LE AREE MAGGIORMENTE
OSSERVATE SONO STATE:
Area Cognitiva
Area Affettivo relazionale
Area Comunicazionale e linguistica
Area Sensoriale
Area Motorio-prassica
Area Neurologica
Area dell’Autonomi
Area dell’Apprendimento
Dai dati scaturiti dalle
verifiche, gli insegnanti di sostegno e curriculari hanno formulato un Piano
Educativo Personalizzato (P.E.P.) che si pone come obiettivo di rendere
rigoroso, razionalmente organizzato e controllabile il processo educativo.

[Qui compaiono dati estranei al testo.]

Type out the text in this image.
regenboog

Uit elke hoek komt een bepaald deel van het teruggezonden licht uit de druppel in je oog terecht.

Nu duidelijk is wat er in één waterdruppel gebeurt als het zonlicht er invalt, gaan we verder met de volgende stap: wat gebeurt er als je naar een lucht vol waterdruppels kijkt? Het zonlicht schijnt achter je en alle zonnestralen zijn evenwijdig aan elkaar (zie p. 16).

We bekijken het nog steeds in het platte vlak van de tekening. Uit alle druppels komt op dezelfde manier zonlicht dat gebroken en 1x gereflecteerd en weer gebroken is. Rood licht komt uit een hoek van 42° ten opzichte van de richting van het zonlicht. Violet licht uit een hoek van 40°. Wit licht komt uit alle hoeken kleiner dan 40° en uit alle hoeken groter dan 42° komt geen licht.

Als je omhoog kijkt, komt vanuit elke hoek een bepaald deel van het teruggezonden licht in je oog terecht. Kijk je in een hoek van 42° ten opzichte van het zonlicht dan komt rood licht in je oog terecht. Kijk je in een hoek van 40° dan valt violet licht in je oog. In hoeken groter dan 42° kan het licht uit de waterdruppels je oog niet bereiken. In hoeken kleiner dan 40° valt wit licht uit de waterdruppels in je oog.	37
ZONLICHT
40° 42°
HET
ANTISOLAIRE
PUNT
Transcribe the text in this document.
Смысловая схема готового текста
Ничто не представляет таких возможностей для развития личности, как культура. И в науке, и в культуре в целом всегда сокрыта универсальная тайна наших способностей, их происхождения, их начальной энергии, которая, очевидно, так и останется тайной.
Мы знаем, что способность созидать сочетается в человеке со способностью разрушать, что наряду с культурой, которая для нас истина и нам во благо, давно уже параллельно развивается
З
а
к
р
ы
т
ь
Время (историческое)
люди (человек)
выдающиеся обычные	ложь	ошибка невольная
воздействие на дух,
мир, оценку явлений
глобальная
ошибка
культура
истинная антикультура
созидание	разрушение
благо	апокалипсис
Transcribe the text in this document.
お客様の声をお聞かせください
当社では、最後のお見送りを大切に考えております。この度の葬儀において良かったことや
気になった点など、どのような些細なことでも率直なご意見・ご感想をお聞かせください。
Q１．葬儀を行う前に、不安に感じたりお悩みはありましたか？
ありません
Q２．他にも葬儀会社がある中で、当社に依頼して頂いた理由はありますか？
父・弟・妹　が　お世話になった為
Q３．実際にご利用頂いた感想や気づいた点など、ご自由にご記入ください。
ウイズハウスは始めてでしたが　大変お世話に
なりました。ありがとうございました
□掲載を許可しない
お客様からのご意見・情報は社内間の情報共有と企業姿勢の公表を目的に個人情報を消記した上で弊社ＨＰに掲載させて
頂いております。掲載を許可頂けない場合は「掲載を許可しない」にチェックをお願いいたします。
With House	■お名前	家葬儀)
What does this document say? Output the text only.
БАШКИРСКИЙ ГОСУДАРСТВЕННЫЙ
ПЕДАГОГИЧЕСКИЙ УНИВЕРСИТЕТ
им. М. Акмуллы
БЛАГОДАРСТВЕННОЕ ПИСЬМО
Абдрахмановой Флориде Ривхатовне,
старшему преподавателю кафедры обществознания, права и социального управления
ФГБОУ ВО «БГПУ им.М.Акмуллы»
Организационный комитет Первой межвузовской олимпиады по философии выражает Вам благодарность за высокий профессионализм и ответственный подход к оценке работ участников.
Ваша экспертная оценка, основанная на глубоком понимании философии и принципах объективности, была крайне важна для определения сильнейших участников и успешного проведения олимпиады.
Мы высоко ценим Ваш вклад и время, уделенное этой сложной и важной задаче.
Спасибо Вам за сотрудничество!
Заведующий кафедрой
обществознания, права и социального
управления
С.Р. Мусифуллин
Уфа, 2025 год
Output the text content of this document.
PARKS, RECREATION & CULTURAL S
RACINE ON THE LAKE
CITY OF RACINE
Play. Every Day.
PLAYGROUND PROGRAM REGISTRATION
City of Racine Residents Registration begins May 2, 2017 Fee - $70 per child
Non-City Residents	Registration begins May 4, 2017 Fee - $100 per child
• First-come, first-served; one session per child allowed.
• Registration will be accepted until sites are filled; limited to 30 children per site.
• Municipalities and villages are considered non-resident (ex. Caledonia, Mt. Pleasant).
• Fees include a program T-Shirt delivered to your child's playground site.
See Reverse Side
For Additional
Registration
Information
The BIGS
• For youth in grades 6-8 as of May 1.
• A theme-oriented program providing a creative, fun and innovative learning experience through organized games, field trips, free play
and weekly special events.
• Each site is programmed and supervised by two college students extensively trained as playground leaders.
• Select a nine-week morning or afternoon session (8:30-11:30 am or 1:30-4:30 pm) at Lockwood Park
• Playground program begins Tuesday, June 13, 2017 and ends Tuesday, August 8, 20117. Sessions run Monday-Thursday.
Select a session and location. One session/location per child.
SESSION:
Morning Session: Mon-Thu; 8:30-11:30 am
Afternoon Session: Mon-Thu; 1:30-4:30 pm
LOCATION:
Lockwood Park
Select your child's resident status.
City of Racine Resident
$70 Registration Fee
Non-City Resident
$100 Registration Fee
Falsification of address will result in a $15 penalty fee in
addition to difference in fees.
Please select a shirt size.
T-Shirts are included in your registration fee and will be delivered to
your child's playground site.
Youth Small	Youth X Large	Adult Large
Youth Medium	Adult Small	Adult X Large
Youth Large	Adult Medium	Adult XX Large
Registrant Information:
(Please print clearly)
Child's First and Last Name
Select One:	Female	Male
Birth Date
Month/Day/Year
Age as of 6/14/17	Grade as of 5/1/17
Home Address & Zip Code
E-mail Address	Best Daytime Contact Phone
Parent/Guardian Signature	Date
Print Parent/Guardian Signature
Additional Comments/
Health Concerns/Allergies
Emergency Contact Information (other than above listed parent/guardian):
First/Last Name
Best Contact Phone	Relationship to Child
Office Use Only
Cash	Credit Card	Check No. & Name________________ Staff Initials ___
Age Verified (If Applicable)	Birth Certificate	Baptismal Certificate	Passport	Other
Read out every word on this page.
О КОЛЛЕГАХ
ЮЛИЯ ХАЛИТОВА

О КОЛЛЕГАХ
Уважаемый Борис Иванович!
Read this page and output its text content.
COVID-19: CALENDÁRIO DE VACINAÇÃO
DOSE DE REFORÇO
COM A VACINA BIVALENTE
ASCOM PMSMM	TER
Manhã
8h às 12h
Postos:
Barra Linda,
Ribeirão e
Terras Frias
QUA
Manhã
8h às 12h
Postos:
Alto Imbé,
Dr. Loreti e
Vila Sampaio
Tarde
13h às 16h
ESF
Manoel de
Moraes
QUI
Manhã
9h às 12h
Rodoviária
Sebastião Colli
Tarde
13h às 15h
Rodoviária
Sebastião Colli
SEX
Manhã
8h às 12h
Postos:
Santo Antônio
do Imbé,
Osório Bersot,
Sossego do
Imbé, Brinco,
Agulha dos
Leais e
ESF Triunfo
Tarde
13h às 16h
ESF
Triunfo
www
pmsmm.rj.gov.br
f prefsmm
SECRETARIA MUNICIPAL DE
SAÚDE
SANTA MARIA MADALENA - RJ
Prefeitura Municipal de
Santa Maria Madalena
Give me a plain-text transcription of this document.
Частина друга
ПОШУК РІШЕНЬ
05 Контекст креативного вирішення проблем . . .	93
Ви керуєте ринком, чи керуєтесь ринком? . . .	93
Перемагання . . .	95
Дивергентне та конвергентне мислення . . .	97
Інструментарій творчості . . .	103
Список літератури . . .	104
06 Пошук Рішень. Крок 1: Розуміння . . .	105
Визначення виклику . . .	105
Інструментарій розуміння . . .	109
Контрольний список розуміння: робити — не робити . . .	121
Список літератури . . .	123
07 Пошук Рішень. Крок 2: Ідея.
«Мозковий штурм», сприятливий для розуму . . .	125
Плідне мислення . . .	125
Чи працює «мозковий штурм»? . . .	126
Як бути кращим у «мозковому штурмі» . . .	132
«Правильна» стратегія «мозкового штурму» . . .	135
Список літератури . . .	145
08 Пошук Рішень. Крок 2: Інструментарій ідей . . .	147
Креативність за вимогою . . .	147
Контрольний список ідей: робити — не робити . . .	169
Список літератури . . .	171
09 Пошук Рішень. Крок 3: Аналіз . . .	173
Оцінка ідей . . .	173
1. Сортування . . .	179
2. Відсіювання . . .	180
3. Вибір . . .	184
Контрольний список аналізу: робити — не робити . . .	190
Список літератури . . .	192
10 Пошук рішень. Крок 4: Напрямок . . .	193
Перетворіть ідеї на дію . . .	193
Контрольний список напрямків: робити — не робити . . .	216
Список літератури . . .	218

Per i casi gravi, per i quali sono previsti gli assistenti igienico sanitari,
incaricati dal comune, si è proposto il pieno inserimento nel gruppo classe
attraverso la strutturazione di attività programmate che prevedono anche solo
minimamente la Loro partecipazione.
Le verifiche verranno effettuate in
itinere o con scadenze settimanali.
La metodologia adottata sarà basata sulla presentazione graduale dei contenuti,
continuamente adeguati alle situazioni soggettive degli alunni.
Si terrà sempre presente la necessità di creare un ambiente che Li motivi, che
susciti la loro curiosità, l’interesse e quindi attivi la loro attenzione.
Al fine di favorire la continuità fra ordini di scuola materna, elementare e
media, si programmeranno incontri che permetteranno agli alunni delle classi
ponte di entrare nella nuova realtà scolastica per l’osservazione delle
classi e la conoscenza degli insegnanti. Incontri specifici verranno fatti dagli
insegnanti per preparare un appropriato piano di integrazione scolastica.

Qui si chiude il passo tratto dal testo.